Eu me apaixonei por um sapato. Ali, em meio a vários outros modelos, foi ele que fez meus olhos brilharem da forma mais intensa e genuína possível. Era pra ser meu, foi feito pra mim e não tinha nenhuma outra explicação. Foi amor à primeira vista.
Sem nenhuma surpresa, eu passei a usá-lo sempre – sempre mesmo. Ele era tão bonito que eu não conseguia escolher nenhum outro. Ele combinava com qualquer composição que eu fizesse, com qualquer humor que eu estivesse e sempre me deixava feliz e confiante.
Era meu sapato favorito no mundo e eu não me imaginava usando outro.
Pouco tempo depois, ele começou a machucar os meus dedos.
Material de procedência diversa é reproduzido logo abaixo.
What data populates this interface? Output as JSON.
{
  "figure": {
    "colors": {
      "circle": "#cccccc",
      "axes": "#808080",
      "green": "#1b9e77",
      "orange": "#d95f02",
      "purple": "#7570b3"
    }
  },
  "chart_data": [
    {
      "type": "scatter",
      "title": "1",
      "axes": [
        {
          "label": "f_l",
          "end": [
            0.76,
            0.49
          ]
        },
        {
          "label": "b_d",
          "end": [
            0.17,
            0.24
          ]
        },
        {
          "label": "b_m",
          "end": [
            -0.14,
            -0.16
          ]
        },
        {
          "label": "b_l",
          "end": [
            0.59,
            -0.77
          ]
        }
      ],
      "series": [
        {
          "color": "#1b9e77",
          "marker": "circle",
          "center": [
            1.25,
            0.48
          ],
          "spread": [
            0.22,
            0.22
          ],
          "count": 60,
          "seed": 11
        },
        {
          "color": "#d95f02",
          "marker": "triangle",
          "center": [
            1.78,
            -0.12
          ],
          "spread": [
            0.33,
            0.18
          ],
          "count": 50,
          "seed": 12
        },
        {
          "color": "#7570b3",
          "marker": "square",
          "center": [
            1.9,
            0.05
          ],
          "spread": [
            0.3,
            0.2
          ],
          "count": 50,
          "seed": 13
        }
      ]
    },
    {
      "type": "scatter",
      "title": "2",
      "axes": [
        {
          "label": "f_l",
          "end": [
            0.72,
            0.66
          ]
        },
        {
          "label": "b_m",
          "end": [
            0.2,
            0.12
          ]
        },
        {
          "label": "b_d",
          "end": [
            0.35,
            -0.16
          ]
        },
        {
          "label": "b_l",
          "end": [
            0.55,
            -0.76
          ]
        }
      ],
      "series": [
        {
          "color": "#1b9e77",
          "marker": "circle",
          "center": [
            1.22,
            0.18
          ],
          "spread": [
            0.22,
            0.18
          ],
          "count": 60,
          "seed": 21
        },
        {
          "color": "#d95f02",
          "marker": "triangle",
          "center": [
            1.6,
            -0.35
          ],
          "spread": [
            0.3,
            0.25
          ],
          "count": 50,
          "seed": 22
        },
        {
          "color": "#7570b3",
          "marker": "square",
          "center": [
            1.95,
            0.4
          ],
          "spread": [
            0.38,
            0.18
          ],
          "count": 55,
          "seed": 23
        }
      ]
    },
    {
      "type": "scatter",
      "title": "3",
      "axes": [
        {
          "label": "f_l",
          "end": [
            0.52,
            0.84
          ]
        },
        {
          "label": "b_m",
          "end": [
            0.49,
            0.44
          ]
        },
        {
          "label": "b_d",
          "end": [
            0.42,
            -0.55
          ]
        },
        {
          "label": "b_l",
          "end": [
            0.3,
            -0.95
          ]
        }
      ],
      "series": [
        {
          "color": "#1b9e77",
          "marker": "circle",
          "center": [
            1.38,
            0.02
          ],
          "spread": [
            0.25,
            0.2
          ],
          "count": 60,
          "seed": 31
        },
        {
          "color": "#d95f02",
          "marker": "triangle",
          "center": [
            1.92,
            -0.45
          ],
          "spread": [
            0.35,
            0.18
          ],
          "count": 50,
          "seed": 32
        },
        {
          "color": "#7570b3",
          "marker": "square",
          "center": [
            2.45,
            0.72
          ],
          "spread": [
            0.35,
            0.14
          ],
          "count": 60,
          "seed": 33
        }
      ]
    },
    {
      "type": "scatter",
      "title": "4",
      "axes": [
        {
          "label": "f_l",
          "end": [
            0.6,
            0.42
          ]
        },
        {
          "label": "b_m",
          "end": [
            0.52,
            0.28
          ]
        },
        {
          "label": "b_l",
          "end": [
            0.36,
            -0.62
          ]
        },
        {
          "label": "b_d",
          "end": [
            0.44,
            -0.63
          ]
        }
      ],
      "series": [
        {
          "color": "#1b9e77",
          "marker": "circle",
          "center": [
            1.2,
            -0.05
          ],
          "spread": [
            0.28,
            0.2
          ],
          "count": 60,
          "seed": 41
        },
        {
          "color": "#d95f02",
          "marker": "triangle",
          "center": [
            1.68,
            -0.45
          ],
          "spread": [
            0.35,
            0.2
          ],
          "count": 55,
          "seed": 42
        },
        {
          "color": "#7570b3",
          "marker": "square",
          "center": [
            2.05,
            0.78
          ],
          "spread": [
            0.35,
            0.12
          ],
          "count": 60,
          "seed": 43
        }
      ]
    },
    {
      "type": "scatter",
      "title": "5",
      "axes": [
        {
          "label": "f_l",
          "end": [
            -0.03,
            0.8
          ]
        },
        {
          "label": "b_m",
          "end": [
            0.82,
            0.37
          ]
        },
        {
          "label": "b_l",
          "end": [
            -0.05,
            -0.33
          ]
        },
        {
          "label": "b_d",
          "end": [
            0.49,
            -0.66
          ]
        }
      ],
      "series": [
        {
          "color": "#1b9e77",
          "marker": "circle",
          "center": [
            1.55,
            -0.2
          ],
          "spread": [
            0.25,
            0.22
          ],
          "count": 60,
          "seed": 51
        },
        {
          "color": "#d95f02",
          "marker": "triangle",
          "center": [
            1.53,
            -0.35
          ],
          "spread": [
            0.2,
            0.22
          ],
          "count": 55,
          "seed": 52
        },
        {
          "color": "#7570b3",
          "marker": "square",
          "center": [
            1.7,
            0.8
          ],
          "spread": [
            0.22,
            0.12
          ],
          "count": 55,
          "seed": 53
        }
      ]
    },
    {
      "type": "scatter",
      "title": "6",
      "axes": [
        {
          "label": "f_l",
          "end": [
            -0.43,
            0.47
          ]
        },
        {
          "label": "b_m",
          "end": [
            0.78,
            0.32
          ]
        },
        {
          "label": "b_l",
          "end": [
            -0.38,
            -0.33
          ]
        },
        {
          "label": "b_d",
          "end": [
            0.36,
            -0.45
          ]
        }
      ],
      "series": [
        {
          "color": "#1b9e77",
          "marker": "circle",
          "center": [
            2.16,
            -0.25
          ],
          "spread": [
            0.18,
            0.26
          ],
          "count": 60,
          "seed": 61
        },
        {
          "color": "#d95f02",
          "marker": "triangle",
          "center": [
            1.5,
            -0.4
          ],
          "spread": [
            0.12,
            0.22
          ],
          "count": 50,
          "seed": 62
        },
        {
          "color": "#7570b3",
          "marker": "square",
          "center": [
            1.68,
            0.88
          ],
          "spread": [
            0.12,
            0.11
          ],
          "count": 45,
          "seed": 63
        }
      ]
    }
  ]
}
Começou incomodando o dedinho, depois foi machucando a unha do dedão e, quando menos percebi, ele me causava muita dor até no tornozelo. Era intenso e até me tirava algumas lágrimas, mas ainda assim, meu amor por aquele modelo era maior que o desconforto causado.
Insistia em usá-lo constantemente. Era o sapato que eu mais gostava na vida, não aceitava a ideia de que ele pudesse me machucar.
Ilustração: Grace Lee |
Mas machucava.
E o que era apenas desconforto, virou uma dor lancinante.
Após meses de tentativas e de sentir dor em calçá-lo, respirei fundo, reuni todas as minhas forças, coloquei-o no fundo do armário e tranquei.
Era hora de testar outros modelos. Nenhum era como ele, mas ao menos, eles não me faziam sentir dor.
…
Com o tempo, fui aprendendo a priorizar o conforto. A amar a sensação de pés descalços na areia ou do delicioso conforto de um chinelo com meia. Fui me apaixonando pelas sensações e me acostumando, felizmente, a viver sem dor. Salto alto saiu da minha lista de paixões da mesma forma em que as botinhas divertidas assumiram o primeiro lugar na minha lista de amores.
Eu era outra pessoa além do estilo e do senso estético e o que eu usava antes não tinha nada a ver com o que via no espelho nos dias atuais.
Anos depois, ao mexer no fundo do armário, encontrei o sapato que há tanto já amei. Não conseguia imaginar que um dia aquele modelo, que em nada combina com o que sou, pudesse ter sido tão importante na minha vida. Não entrava na minha cabeça que eu preferia machucar meus dedos a deixá-lo de canto.
Mais que isso. Não conseguia entender como foi que um dia eu pude amar tanto algo que nunca foi feito para mim.
Fechei o armário e sorri.
A dor causada pelo aperto daquele sapato me fez aprender o que deveria ser priorizado e o quanto eu poderia ser mais leve se tivesse mais movimento.
Sorri sozinha ao perceber o quanto mudei e o quanto aquilo, que já foi a minha vida, não tinha nenhum outro lugar a não ser a presença em fotos antigas.
[E o fundo do meu armário trancado].
Mih, tenho pensado tanto nisso. às vezes olho pra coisas que já usei e penso em como me submeti a esse desconforto só pra agradar os outros, pra tentar passar uma imagem que não tinha nada a ver comigo. mas hoje também agradeço (muito!) por esses momentos, porque me ajudaram a chegar onde estou hoje ♥
Meu Deus, Michele!
Que analogia geniall!!!!!!!!
Você é muito boa em tudo o que escreve, por favor, reitero meu pedido:
ESCREVA UM LIVRO!
Eu fico encantada cada vez que venho aqui…
E fico feliz em saber que ainda existam pessoas que escrevem muito mais do que resenha de maquiagem na internet ♥
Beijos, sucesso!!!!!
Eu to saindo desse texto pensando tanto naquela alpagarta que tanto tentei entrar na moda quanto em pessoas que fizeram etc e mais etc????? Aiaiaiai
Repetindo a Amanda: ESCREVA UM LIVRO!
Eu compraria sem pensar duas vezes, afinal, me ganhou no título.